Water heeft twee grote problemen: kortsluiting en schade door drijvende voorwerpen. Als de meetmast wordt geramd door losgeslagen hout of ander drijfpuin levert het bij objecten van normale omvang (pallets, boomstammetje, etc.) niet direct problemen op: er zit een railing omheen en de signaaldraden zitten binnenin de mast afgeschermd door het vakwerk en een stevige mantelbuis. De weerhut staat niet op een houten bok, maar op drie stalen poten die stevig in de grond zijn verankerd en die ook wel wat kunnen verdragen. Ook de tuikabels zijn zwaarder dan strikt noodzakelijk nodig zou zijn.

Om schade aan de elektra te voorkomen bevindt zich geen elektronica lager dan 1.20 meter. Bij inundatie zal de automatische regenmeting tijdelijk uitvallen: error overflow. Het is dan simpelweg afwachten tot het water weer is verdwenen. Andere metingen zullen tijdelijk onbetrouwbaar worden: de grasminimumthermometer is een waterdichte sensor en die zal dan tijdelijk de watertemperatuur aangeven (och, weer eens wat anders). Ook wordt de temperatuur- en zonmeting enigszins onbetrouwbaar: zon kan spiegelen op het water. Maar schade aan de apparatuur zou niet op moeten treden.

Geen elektriciteit, wel bliksem

 

Stroom is een lastige kwestie op het weerstation. Een verhaal van hollen of stilstaan. Het weerstation heeft geen netaansluiting. Daar zijn ook geen mogelijkheden voor. Data kan draadloos worden verstuurd, maar elektriciteit niet. De stroomvoorziening is daarom geregeld met een zonnepaneel en een accu. Voor de liefhebbers draait de installatie dus ook op groene stroom.

Toch is er wel degelijk stroom uit externe bron, maar dan wel een heel enthousiaste vorm: bliksem. Diverse collega’s zoals Weerstation Losser hebben al eens een oplawaai op het weerstation gehad met alle gevolgen van dien. Zij bevinden zich nog in de bebouwde omgeving, meestal met de windmeter aan een stalen buis aan de schoorsteen. Weerstation Holsloot is van een wat andere categorie: een tien meter hoge stalen mast middenin in het vrije veld. Een blikseminslag is een kwestie van niet óf, maar wanneer.

Een inslag voorkom je niet, dus moet de kans op schade van tevoren zoveel mogelijk beperkt worden.
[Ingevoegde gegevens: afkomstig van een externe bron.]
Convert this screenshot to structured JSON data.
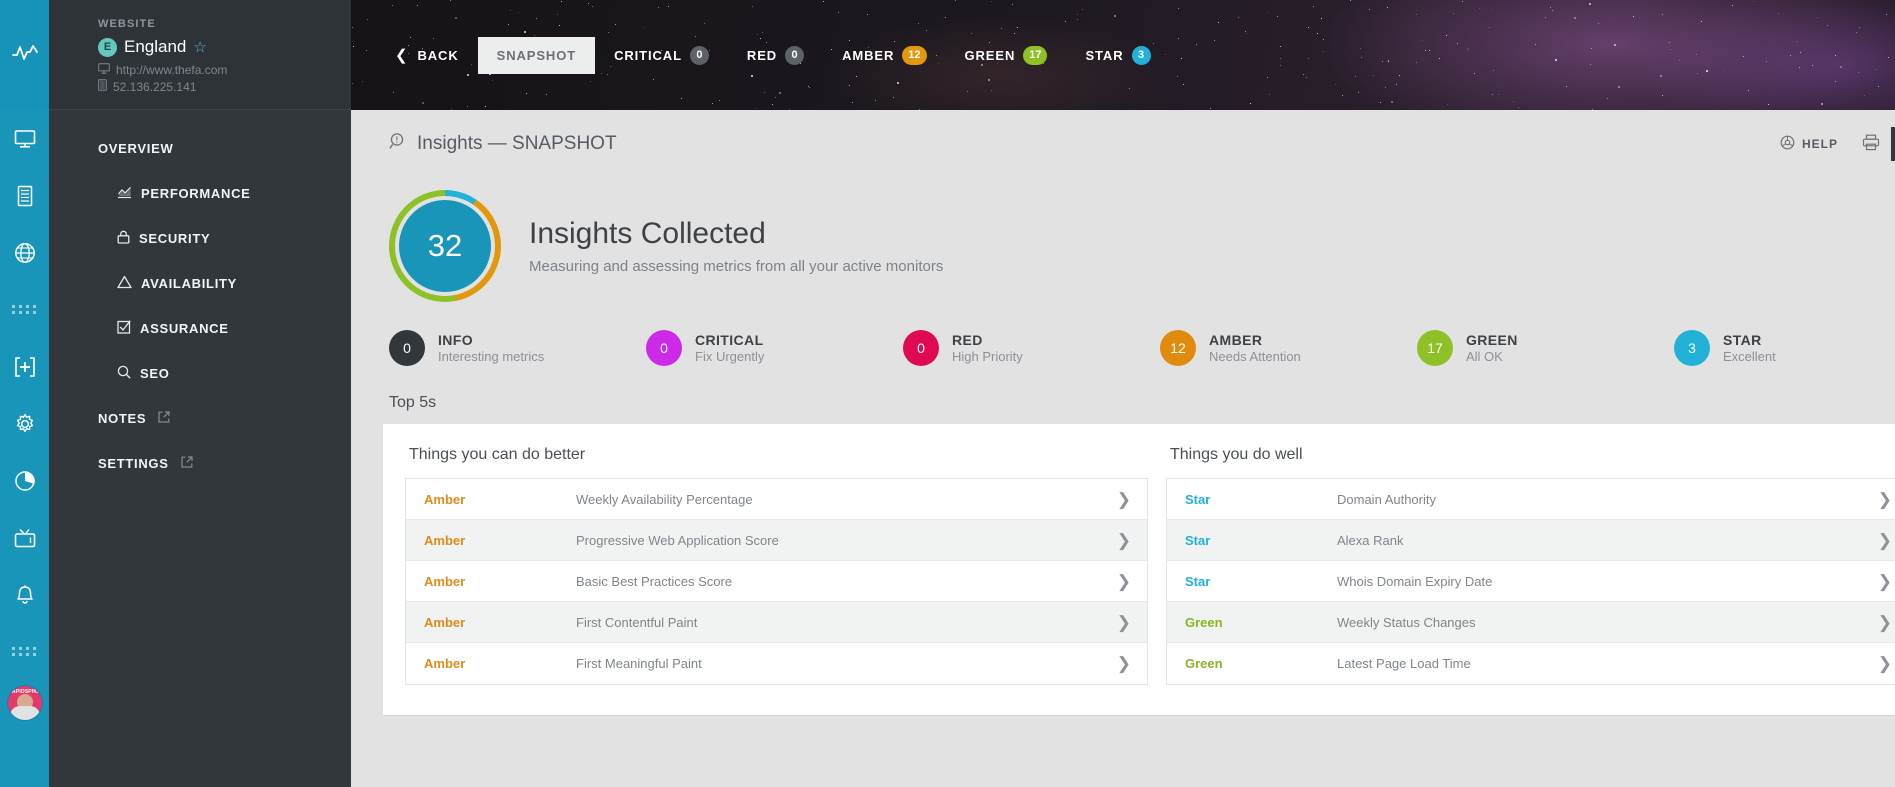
{
  "rail": {
    "icons": [
      {
        "name": "pulse-icon"
      },
      {
        "name": "monitor-icon"
      },
      {
        "name": "server-icon"
      },
      {
        "name": "globe-icon"
      },
      {
        "name": "dots-grid-icon"
      },
      {
        "name": "add-box-icon"
      },
      {
        "name": "gear-icon"
      },
      {
        "name": "pie-chart-icon"
      },
      {
        "name": "tv-icon"
      },
      {
        "name": "bell-icon"
      },
      {
        "name": "dots-grid-icon-2"
      }
    ],
    "avatar_text": "RAPIDSPIKE"
  },
  "sidebar": {
    "section_label": "WEBSITE",
    "site_initial": "E",
    "site_name": "England",
    "site_url": "http://www.thefa.com",
    "site_ip": "52.136.225.141",
    "nav": [
      {
        "label": "OVERVIEW",
        "icon": "",
        "external": false
      },
      {
        "label": "PERFORMANCE",
        "icon": "chart-line-icon",
        "external": false
      },
      {
        "label": "SECURITY",
        "icon": "lock-icon",
        "external": false
      },
      {
        "label": "AVAILABILITY",
        "icon": "warning-triangle-icon",
        "external": false
      },
      {
        "label": "ASSURANCE",
        "icon": "check-square-icon",
        "external": false
      },
      {
        "label": "SEO",
        "icon": "search-icon",
        "external": false
      },
      {
        "label": "NOTES",
        "icon": "",
        "external": true
      },
      {
        "label": "SETTINGS",
        "icon": "",
        "external": true
      }
    ]
  },
  "topbar": {
    "back_label": "BACK",
    "tabs": [
      {
        "label": "SNAPSHOT",
        "count": null,
        "active": true,
        "pill": null
      },
      {
        "label": "CRITICAL",
        "count": "0",
        "active": false,
        "pill": "grey"
      },
      {
        "label": "RED",
        "count": "0",
        "active": false,
        "pill": "grey"
      },
      {
        "label": "AMBER",
        "count": "12",
        "active": false,
        "pill": "amber"
      },
      {
        "label": "GREEN",
        "count": "17",
        "active": false,
        "pill": "green"
      },
      {
        "label": "STAR",
        "count": "3",
        "active": false,
        "pill": "star"
      }
    ]
  },
  "header": {
    "title": "Insights — SNAPSHOT",
    "help_label": "HELP",
    "print_icon": "printer-icon",
    "refresh_icon": "refresh-icon"
  },
  "summary": {
    "count": "32",
    "title": "Insights Collected",
    "subtitle": "Measuring and assessing metrics from all your active monitors"
  },
  "stats": [
    {
      "count": "0",
      "name": "INFO",
      "desc": "Interesting metrics",
      "color": "#32373c"
    },
    {
      "count": "0",
      "name": "CRITICAL",
      "desc": "Fix Urgently",
      "color": "#cc2ae8"
    },
    {
      "count": "0",
      "name": "RED",
      "desc": "High Priority",
      "color": "#e00a54"
    },
    {
      "count": "12",
      "name": "AMBER",
      "desc": "Needs Attention",
      "color": "#e08b0d"
    },
    {
      "count": "17",
      "name": "GREEN",
      "desc": "All OK",
      "color": "#8ec127"
    },
    {
      "count": "3",
      "name": "STAR",
      "desc": "Excellent",
      "color": "#22b2d8"
    }
  ],
  "top5": {
    "label": "Top 5s",
    "left": {
      "title": "Things you can do better",
      "rows": [
        {
          "tag": "Amber",
          "tag_class": "amber",
          "name": "Weekly Availability Percentage"
        },
        {
          "tag": "Amber",
          "tag_class": "amber",
          "name": "Progressive Web Application Score"
        },
        {
          "tag": "Amber",
          "tag_class": "amber",
          "name": "Basic Best Practices Score"
        },
        {
          "tag": "Amber",
          "tag_class": "amber",
          "name": "First Contentful Paint"
        },
        {
          "tag": "Amber",
          "tag_class": "amber",
          "name": "First Meaningful Paint"
        }
      ]
    },
    "right": {
      "title": "Things you do well",
      "rows": [
        {
          "tag": "Star",
          "tag_class": "star",
          "name": "Domain Authority"
        },
        {
          "tag": "Star",
          "tag_class": "star",
          "name": "Alexa Rank"
        },
        {
          "tag": "Star",
          "tag_class": "star",
          "name": "Whois Domain Expiry Date"
        },
        {
          "tag": "Green",
          "tag_class": "green",
          "name": "Weekly Status Changes"
        },
        {
          "tag": "Green",
          "tag_class": "green",
          "name": "Latest Page Load Time"
        }
      ]
    }
  },
  "colors": {
    "rail": "#1a95ba",
    "sidebar": "#32373c",
    "accent": "#22b2d8",
    "amber": "#e08b0d",
    "green": "#8ec127",
    "red": "#e00a54",
    "critical": "#cc2ae8"
  }
}
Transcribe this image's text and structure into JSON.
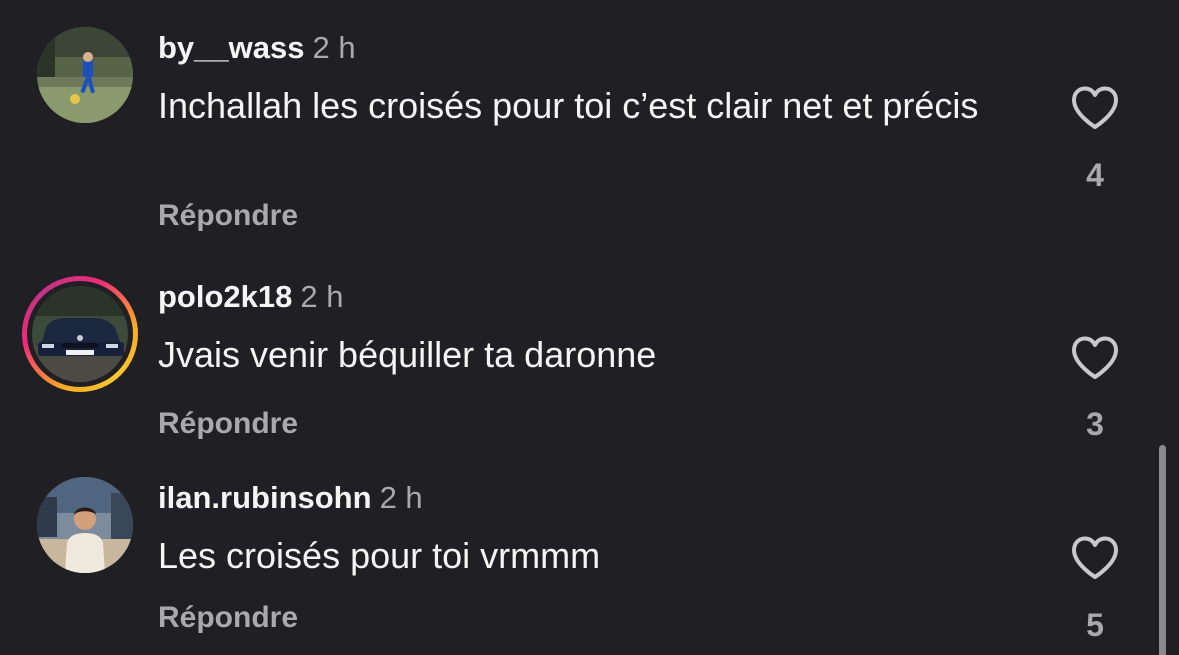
{
  "comments": [
    {
      "username": "by__wass",
      "time": "2 h",
      "text": "Inchallah les croisés pour toi c’est clair net et précis",
      "reply_label": "Répondre",
      "likes": "4",
      "has_story_ring": false
    },
    {
      "username": "polo2k18",
      "time": "2 h",
      "text": "Jvais venir béquiller ta daronne",
      "reply_label": "Répondre",
      "likes": "3",
      "has_story_ring": true
    },
    {
      "username": "ilan.rubinsohn",
      "time": "2 h",
      "text": "Les croisés pour toi vrmmm",
      "reply_label": "Répondre",
      "likes": "5",
      "has_story_ring": false
    }
  ],
  "icons": {
    "like": "heart-outline-icon"
  },
  "colors": {
    "background": "#202024",
    "primary_text": "#f5f5f5",
    "secondary_text": "#a8a8ad",
    "story_ring_start": "#f9a825",
    "story_ring_end": "#ee2a7b"
  }
}
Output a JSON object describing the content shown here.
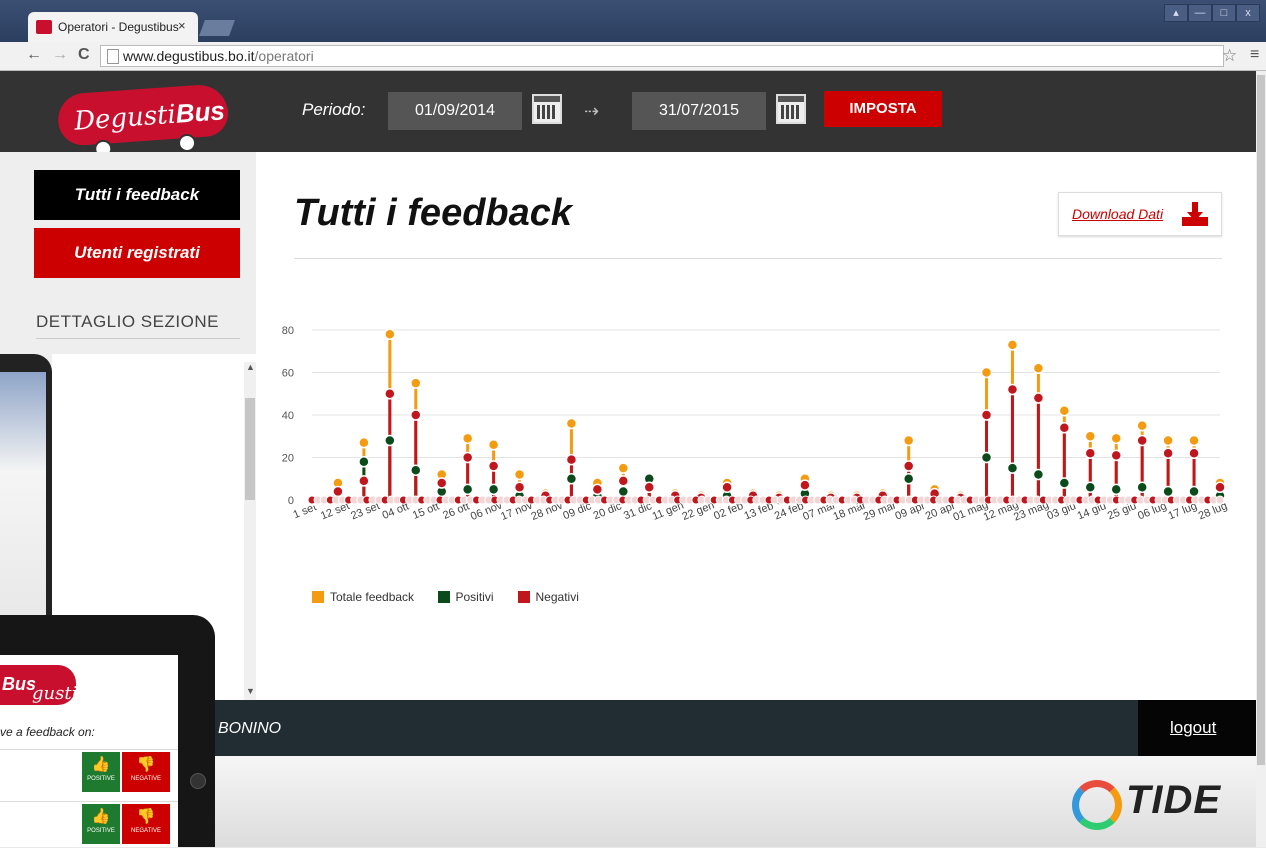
{
  "browser": {
    "tab_title": "Operatori - Degustibus",
    "tab_close": "×",
    "url_domain": "www.degustibus.bo.it",
    "url_path": "/operatori",
    "back": "←",
    "forward": "→",
    "reload": "C",
    "star": "☆",
    "menu": "≡",
    "window_controls": [
      "▴",
      "—",
      "□",
      "x"
    ]
  },
  "header": {
    "logo_pre": "Degusti",
    "logo_bold": "Bus",
    "period_label": "Periodo:",
    "date_from": "01/09/2014",
    "date_to": "31/07/2015",
    "arrow": "⇢",
    "set_button": "IMPOSTA"
  },
  "sidebar": {
    "all_feedback": "Tutti i feedback",
    "registered_users": "Utenti registrati",
    "section_detail": "DETTAGLIO SEZIONE"
  },
  "main": {
    "title": "Tutti i feedback",
    "download_label": "Download Dati"
  },
  "colors": {
    "total": "#f39c12",
    "positive": "#0b4a1a",
    "negative": "#c0161d",
    "brand": "#c8102e"
  },
  "chart_data": {
    "type": "line",
    "ylim": [
      0,
      80
    ],
    "yticks": [
      0,
      20,
      40,
      60,
      80
    ],
    "tick_labels": [
      "1 set",
      "12 set",
      "23 set",
      "04 ott",
      "15 ott",
      "26 ott",
      "06 nov",
      "17 nov",
      "28 nov",
      "09 dic",
      "20 dic",
      "31 dic",
      "11 gen",
      "22 gen",
      "02 feb",
      "13 feb",
      "24 feb",
      "07 mar",
      "18 mar",
      "29 mar",
      "09 apr",
      "20 apr",
      "01 mag",
      "12 mag",
      "23 mag",
      "03 giu",
      "14 giu",
      "25 giu",
      "06 lug",
      "17 lug",
      "28 lug"
    ],
    "series": [
      {
        "name": "Totale feedback",
        "color": "#f39c12",
        "values": [
          0,
          8,
          27,
          78,
          55,
          12,
          29,
          26,
          12,
          3,
          36,
          8,
          15,
          10,
          3,
          2,
          8,
          3,
          2,
          10,
          2,
          2,
          3,
          28,
          5,
          2,
          60,
          73,
          62,
          42,
          30,
          29,
          35,
          28,
          28,
          8
        ]
      },
      {
        "name": "Positivi",
        "color": "#0b4a1a",
        "values": [
          0,
          2,
          18,
          28,
          14,
          4,
          5,
          5,
          2,
          1,
          10,
          2,
          4,
          10,
          1,
          1,
          2,
          1,
          0,
          3,
          0,
          0,
          1,
          10,
          2,
          1,
          20,
          15,
          12,
          8,
          6,
          5,
          6,
          4,
          4,
          2
        ]
      },
      {
        "name": "Negativi",
        "color": "#c0161d",
        "values": [
          0,
          4,
          9,
          50,
          40,
          8,
          20,
          16,
          6,
          2,
          19,
          5,
          9,
          6,
          2,
          1,
          6,
          2,
          1,
          7,
          1,
          1,
          2,
          16,
          3,
          1,
          40,
          52,
          48,
          34,
          22,
          21,
          28,
          22,
          22,
          6
        ]
      }
    ]
  },
  "footer": {
    "user": "BONINO",
    "logout": "logout"
  },
  "brand_footer": {
    "tide": "TIDE"
  },
  "tablet": {
    "logo": "gusti",
    "logo_bold": "Bus",
    "question": "ve a feedback on:",
    "positive": "POSITIVE",
    "negative": "NEGATIVE"
  }
}
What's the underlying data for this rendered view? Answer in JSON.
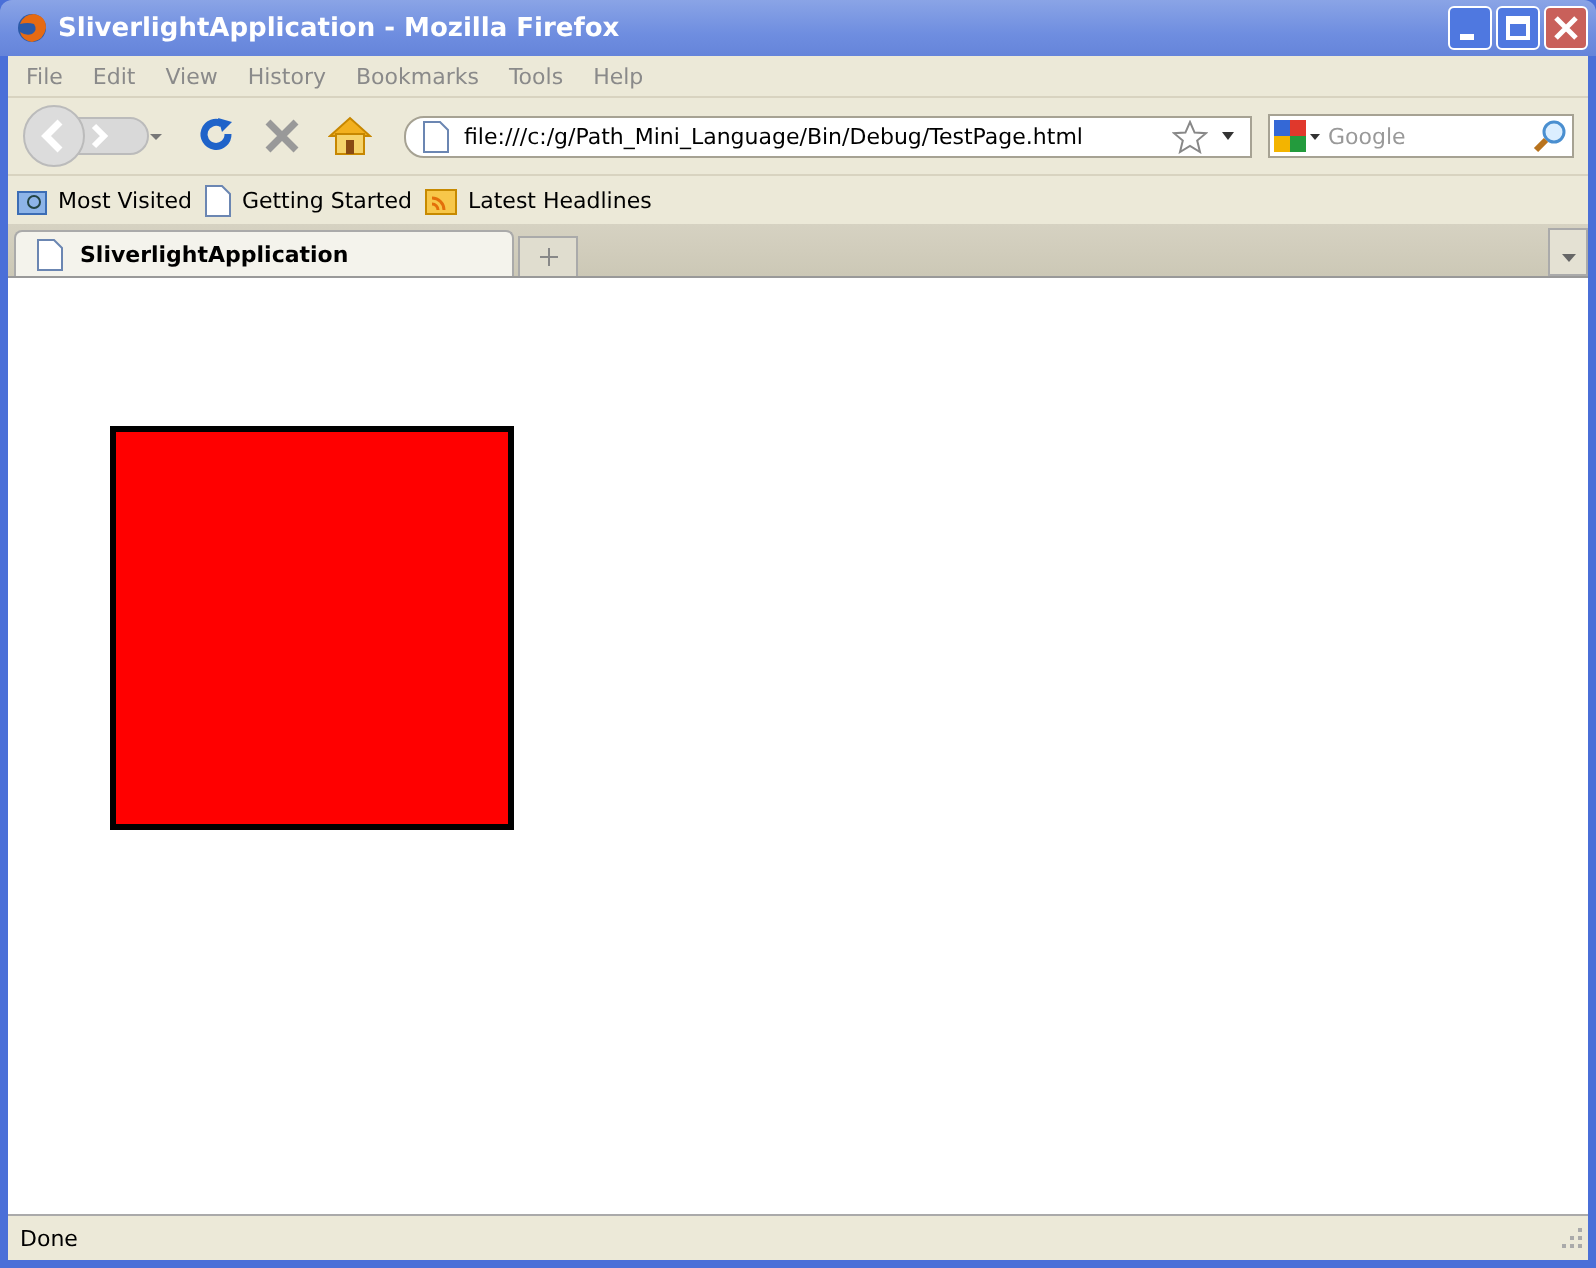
{
  "window": {
    "title": "SliverlightApplication - Mozilla Firefox"
  },
  "menu": [
    "File",
    "Edit",
    "View",
    "History",
    "Bookmarks",
    "Tools",
    "Help"
  ],
  "address_bar": {
    "value": "file:///c:/g/Path_Mini_Language/Bin/Debug/TestPage.html"
  },
  "search": {
    "placeholder": "Google"
  },
  "bookmarks": [
    {
      "label": "Most Visited",
      "kind": "folder"
    },
    {
      "label": "Getting Started",
      "kind": "page"
    },
    {
      "label": "Latest Headlines",
      "kind": "feed"
    }
  ],
  "tabs": [
    {
      "label": "SliverlightApplication",
      "selected": true
    }
  ],
  "status_bar": {
    "text": "Done"
  }
}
Lange kabels beschikken over smoorspoelen om inductiepulsen zo goed mogelijk te blokkeren. Het elektrisch systeem is volledig gesloten: ondanks het DC-systeem wordt het mastlichaam niet als massa (minpool) gebruikt. Aan de bovenzijde van de meetmast zit een bliksempiek die zo aantrekkelijk mogelijk is om een bliksem bij voorkeur in de stalen mast zelf te laten inslaan in plaats van in de sensors op tien meter hoogte of in de obstakellampen. De meetmast zelf is laagohmig geaard tot in het grondwater.

Bij kleine inslagen zal dit waarschijnlijk een deel van de apparatuur beschermen. Maar bij de echte zware inslagen (van die joekels waar een lading van 100 tot 300 kA overheen loopt en die een enorme knal geven) maakt het weinig kans. Tegen dat soort geweld is niets opgewassen, zodat dan alleen een handje schudden met Thor resteert (’touché’) plus een calamiteitenpot om apparatuur te kunnen vervangen.